The aim of the present study was to compare risk factors for problematic Internet use (PIU) among Japanese and Chinese university students. A sample of 267 Japanese and 236 Chinese first year university students responded to questionnaires on the severity of PIU, depression, self-image/image of others, and perceived parental child-rearing styles.

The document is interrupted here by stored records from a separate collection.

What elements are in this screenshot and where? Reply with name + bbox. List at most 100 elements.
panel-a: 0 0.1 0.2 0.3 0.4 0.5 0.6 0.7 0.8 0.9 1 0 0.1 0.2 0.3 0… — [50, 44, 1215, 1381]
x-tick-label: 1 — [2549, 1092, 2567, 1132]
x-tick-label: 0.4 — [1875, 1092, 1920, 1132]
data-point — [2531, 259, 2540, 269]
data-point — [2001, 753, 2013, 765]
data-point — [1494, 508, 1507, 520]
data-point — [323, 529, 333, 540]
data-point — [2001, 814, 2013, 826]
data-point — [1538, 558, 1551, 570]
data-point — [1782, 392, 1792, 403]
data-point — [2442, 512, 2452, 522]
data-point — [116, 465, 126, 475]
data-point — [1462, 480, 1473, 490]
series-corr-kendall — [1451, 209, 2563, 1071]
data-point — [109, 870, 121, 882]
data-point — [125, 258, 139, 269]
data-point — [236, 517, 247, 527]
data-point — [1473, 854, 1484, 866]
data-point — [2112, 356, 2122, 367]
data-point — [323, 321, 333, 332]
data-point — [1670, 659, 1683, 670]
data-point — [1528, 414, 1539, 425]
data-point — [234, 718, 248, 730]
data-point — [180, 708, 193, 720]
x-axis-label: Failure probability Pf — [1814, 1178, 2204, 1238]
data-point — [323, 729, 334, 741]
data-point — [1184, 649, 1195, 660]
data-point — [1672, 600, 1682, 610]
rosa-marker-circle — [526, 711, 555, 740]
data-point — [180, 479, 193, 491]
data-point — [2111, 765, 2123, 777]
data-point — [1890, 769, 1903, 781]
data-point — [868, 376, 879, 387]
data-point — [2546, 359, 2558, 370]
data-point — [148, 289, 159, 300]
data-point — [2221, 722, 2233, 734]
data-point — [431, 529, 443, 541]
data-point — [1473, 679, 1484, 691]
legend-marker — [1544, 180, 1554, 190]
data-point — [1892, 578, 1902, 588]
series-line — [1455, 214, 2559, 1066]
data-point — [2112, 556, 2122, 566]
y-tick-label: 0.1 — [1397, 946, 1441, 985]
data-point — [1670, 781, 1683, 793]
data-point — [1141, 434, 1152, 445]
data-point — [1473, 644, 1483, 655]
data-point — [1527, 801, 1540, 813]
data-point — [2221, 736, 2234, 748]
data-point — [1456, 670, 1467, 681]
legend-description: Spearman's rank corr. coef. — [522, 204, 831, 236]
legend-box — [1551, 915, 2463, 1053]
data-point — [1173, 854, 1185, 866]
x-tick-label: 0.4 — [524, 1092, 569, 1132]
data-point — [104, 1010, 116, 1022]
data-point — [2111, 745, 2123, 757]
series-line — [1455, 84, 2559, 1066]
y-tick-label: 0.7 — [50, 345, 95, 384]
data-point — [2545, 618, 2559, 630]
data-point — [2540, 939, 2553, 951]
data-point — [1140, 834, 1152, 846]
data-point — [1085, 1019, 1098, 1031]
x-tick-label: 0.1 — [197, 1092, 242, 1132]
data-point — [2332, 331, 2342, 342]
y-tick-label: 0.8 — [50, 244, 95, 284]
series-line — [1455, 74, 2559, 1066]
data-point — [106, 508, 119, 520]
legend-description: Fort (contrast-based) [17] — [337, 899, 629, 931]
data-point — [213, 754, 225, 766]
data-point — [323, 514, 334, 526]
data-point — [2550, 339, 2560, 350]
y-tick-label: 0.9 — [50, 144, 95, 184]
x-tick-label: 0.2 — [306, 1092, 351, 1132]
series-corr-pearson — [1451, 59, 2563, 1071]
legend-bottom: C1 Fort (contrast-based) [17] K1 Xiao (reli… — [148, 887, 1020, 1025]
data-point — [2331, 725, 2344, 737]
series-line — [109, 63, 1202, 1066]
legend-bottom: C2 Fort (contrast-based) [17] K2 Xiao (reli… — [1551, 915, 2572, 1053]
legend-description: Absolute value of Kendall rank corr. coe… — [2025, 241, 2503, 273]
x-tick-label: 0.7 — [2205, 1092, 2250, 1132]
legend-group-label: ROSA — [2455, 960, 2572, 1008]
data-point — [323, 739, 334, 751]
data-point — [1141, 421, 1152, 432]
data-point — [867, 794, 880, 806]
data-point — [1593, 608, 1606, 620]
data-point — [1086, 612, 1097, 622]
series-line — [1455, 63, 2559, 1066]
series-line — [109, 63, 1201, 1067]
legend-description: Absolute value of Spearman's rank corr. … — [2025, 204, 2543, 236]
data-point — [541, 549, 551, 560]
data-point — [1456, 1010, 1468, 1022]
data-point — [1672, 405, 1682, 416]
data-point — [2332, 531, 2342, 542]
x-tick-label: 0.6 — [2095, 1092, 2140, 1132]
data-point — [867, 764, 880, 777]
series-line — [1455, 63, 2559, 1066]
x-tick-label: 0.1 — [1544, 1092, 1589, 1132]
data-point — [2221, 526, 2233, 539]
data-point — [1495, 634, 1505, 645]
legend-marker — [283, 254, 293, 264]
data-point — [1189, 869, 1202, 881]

The results indicated that Japanese participants were more likely to demonstrate PIU than their Chinese counterparts. Compared to Chinese students, Japanese students reported more negative self-image, lower parental care, greater overcontrol, and higher depression scores. The PIU group had a higher depression score compared to the normal Internet use group. Compared with the non-PIU group, the PIU group consisted of more male and Japanese participants. Further, they tended to have more negative self-images, saw their mothers to be less caring, and perceived their mothers and fathers as more overcontrolling. PIU is strongly associated with depression, negative self-image, and parental relations. Finally, mediation analysis revealed that such national differences in PIU between Japanese and Chinese were clarified in depression and perceived mother’s care. This cross-national study indicated that depression and perceived mother’s care were both significant risk factors that were associated with the national difference in PIU between Japanese and Chinese participants.